The Arcadia could've... SHOULD'VE been very similar to the ColecoVision it launched alongside*.

Emerson tried to get away with making cheaper hardware, and they got what they paid for.

The Arcadia and ColecoVision both launched at two hundred bucks, so it wasn't even a case of offering a cheaper alternative. It was sheer greed, and it came back to bite them HARD.

Anyways, I've emulated the Arcadia Macross game. It is... uninspiring.

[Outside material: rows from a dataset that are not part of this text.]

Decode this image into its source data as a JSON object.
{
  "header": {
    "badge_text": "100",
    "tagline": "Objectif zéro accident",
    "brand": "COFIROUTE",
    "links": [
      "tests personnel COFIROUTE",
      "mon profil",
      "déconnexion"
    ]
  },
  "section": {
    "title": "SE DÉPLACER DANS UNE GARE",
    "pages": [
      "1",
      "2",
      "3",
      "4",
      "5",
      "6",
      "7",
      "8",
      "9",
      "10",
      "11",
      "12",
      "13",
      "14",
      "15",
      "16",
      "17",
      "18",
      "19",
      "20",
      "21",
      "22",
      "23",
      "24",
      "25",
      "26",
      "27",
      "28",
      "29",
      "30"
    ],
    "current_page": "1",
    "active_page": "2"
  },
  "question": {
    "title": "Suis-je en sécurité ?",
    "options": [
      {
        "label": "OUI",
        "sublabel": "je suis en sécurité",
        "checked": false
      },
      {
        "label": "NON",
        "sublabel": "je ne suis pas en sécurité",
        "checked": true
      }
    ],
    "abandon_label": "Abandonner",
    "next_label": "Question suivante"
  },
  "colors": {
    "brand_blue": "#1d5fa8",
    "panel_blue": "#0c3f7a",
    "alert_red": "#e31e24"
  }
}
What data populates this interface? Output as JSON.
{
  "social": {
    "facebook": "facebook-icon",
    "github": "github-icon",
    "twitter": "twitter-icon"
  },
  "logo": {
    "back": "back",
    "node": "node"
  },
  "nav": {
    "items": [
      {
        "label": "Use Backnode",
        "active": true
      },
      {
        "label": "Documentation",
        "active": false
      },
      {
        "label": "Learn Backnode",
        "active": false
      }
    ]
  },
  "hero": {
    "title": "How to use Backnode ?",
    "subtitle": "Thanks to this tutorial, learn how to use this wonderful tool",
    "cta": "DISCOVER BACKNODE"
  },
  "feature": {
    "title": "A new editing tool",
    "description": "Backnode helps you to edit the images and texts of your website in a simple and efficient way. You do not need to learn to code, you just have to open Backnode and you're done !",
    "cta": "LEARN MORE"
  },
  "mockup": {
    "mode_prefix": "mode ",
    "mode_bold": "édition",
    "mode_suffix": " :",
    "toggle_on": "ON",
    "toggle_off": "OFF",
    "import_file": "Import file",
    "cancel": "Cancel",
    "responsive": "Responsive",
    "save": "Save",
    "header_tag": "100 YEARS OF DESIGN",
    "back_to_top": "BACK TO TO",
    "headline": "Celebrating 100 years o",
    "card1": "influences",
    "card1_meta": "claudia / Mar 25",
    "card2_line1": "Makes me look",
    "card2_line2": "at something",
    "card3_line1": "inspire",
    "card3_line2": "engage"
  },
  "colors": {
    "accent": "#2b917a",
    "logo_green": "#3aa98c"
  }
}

*The TI sound and graphics chips that Coleco used were at a price/performance sweet spot that made them VERY popular, and they wound up in a LOT of machines. The most notable of these are the MSX1 computer standard and the Sega SG-1000, AKA Sega's first game console. The latter wound up leaving TI's fingerprints on every ROM-based system Sega every made, with the Sega Master System being SG1k-compatible and the Genesis and Game Gear both being SMS-compatible.

There's also evidence that the graphics chip in the NES was "heavily inspired by" the TMS9918. It operates in a very TI manner.